In this project we tried to compress a full model for image captioning and put it on Raspberry Pi. The original model is created for computer and we get it from this repository: https://github.com/sgrvinod/a-PyTorch-Tutorial-to-Image-Captioning
To make the project work you need to download the models from the following link: https://drive.google.com/drive/folders/1U9LJyL4YBXLel-nP237_6U8ypZHd4oxH?usp=sharing
In order to run the model you need to choose among the offering models which one you want to use for inferencing an image. The options are quantized, pruned, or normal models.
In case you want to change the models you gave to change the path in execute files, and then you can run the execute python files.

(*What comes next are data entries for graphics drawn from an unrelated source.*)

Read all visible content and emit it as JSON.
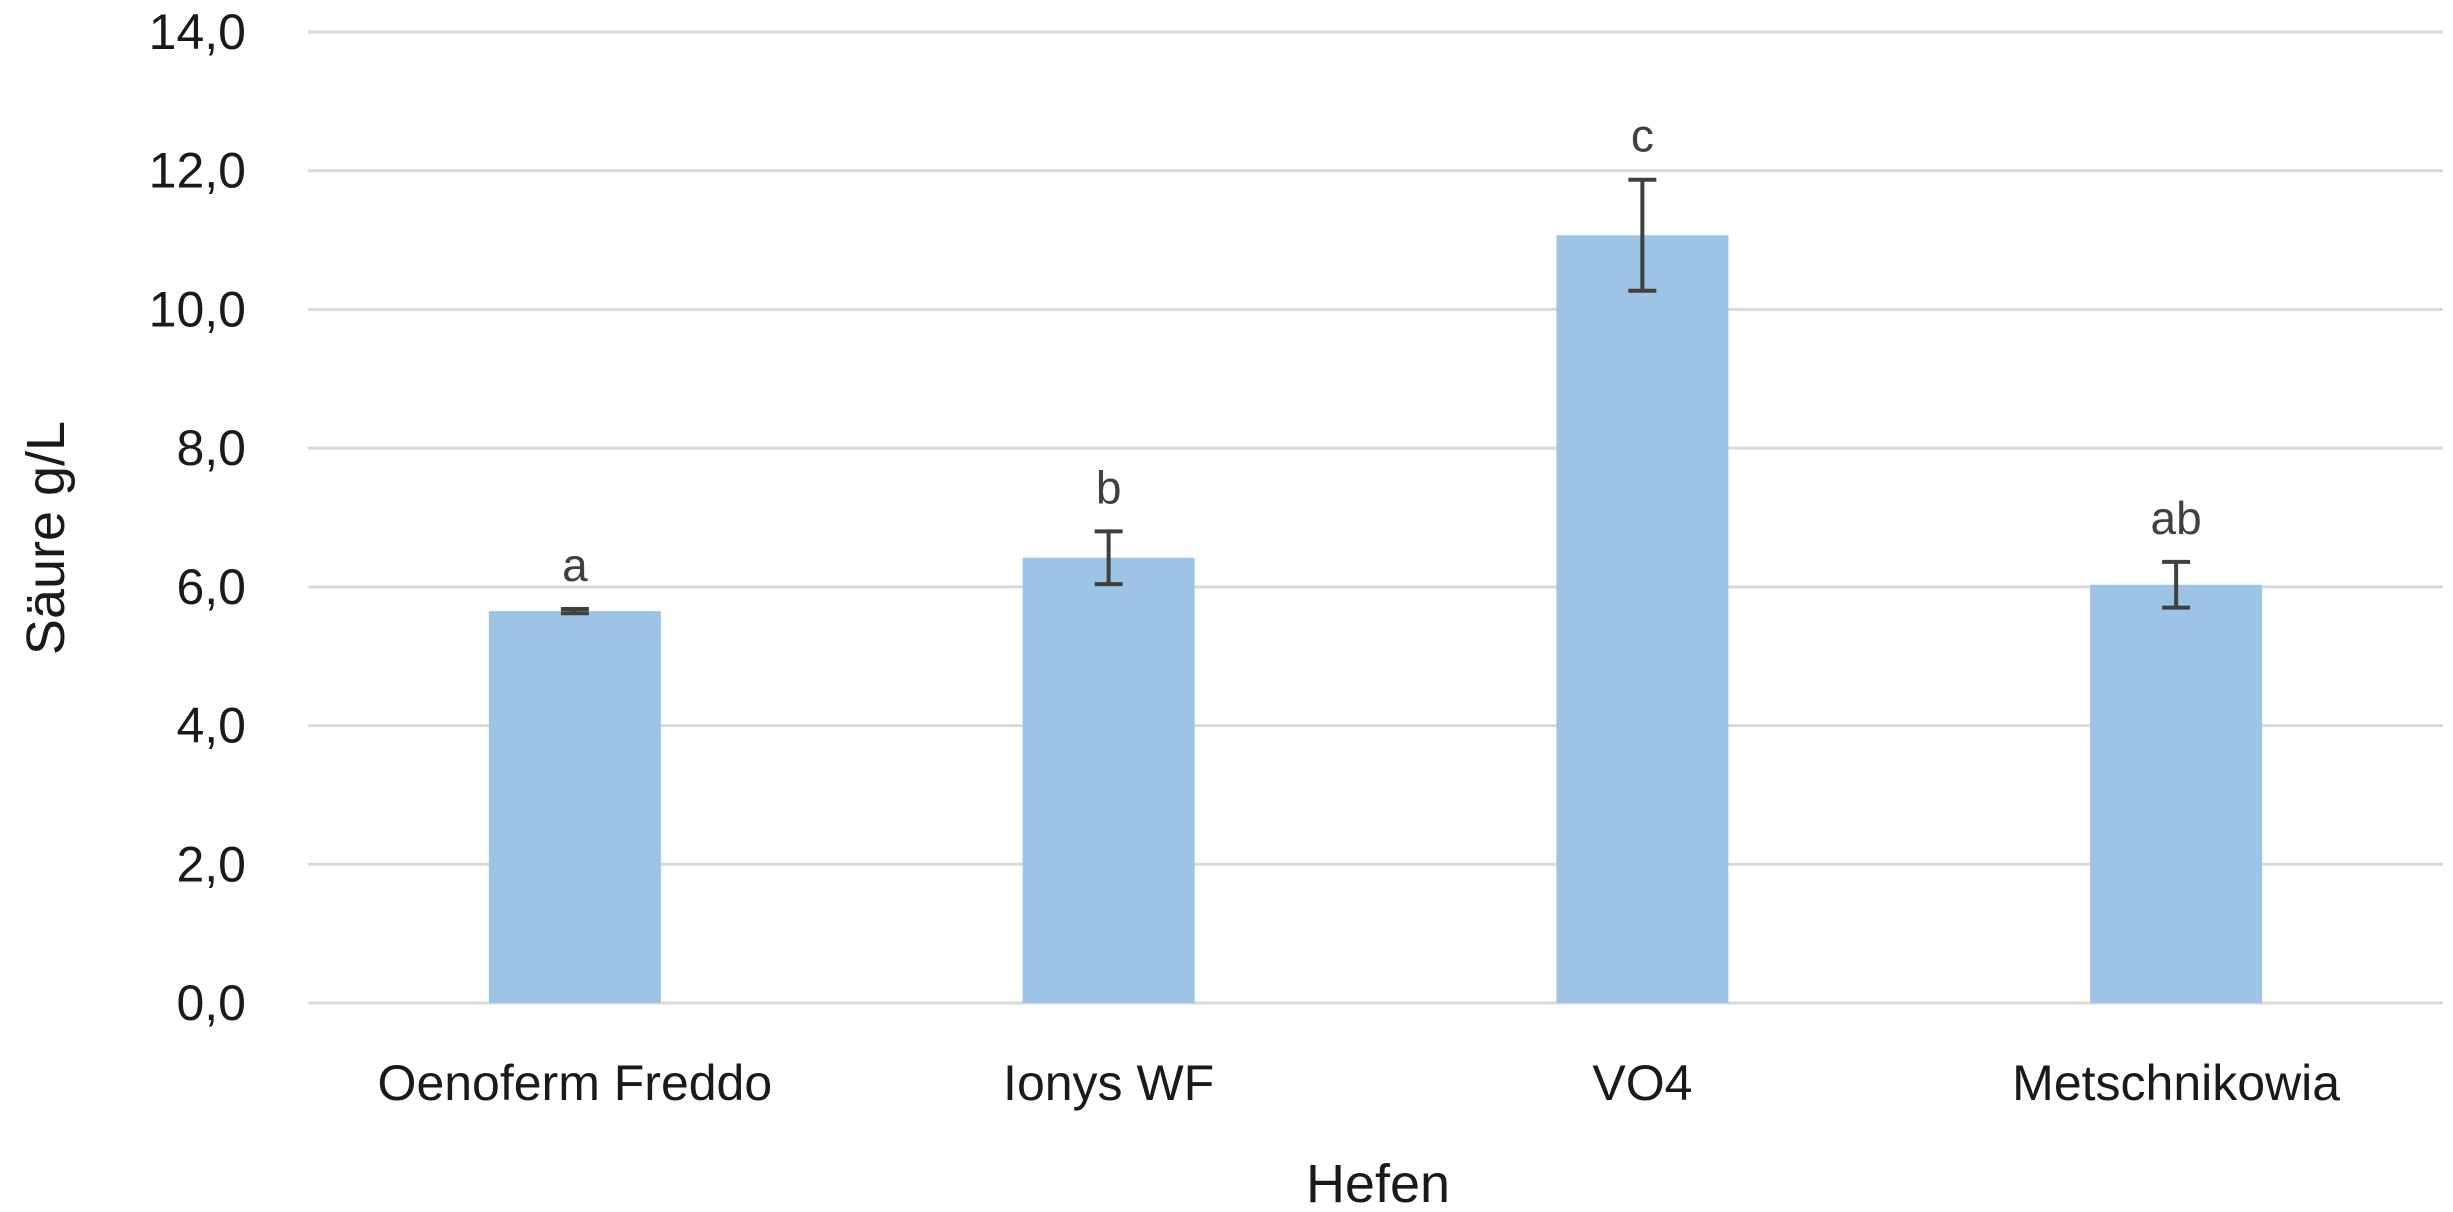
{
  "chart_data": {
    "type": "bar",
    "title": "",
    "xlabel": "Hefen",
    "ylabel": "Säure g/L",
    "categories": [
      "Oenoferm Freddo",
      "Ionys WF",
      "VO4",
      "Metschnikowia"
    ],
    "values": [
      5.65,
      6.42,
      11.07,
      6.03
    ],
    "error": [
      0.03,
      0.38,
      0.8,
      0.33
    ],
    "significance_letters": [
      "a",
      "b",
      "c",
      "ab"
    ],
    "ylim": [
      0,
      14
    ],
    "yticks": [
      0,
      2,
      4,
      6,
      8,
      10,
      12,
      14
    ],
    "ytick_labels": [
      "0,0",
      "2,0",
      "4,0",
      "6,0",
      "8,0",
      "10,0",
      "12,0",
      "14,0"
    ],
    "grid": true,
    "legend": "none",
    "colors": {
      "bar": "#9dc3e6",
      "grid": "#d9d9d9",
      "error_bar": "#404040"
    }
  }
}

For running this project you need to have a camera, you can also use this project to caption an image from the internet but for that you need to do some modifications.
After adjusting the paths and choosing the models of choice the program to execute is execute_double.
execute_double.py
- At the beginning you get a welcoming message.
- Next you are prompted to choose between doing image captioning or video captioning: (i) If you chose image captioning you can enter 'c' or 'C' to capture an image from the PiCamera and you should get the captionining sentence along with a describing picture. (ii) If you chose video captioning you should enter a positive integer and later you should get a paragraph describing what was happening in front of the PiCamera with a number of sentences equal to the input integer.
- You can enter 'x' or 'X' to escape from the current mini program and go to point 2).
- Press ctrl + 'c' to exit the program definitely.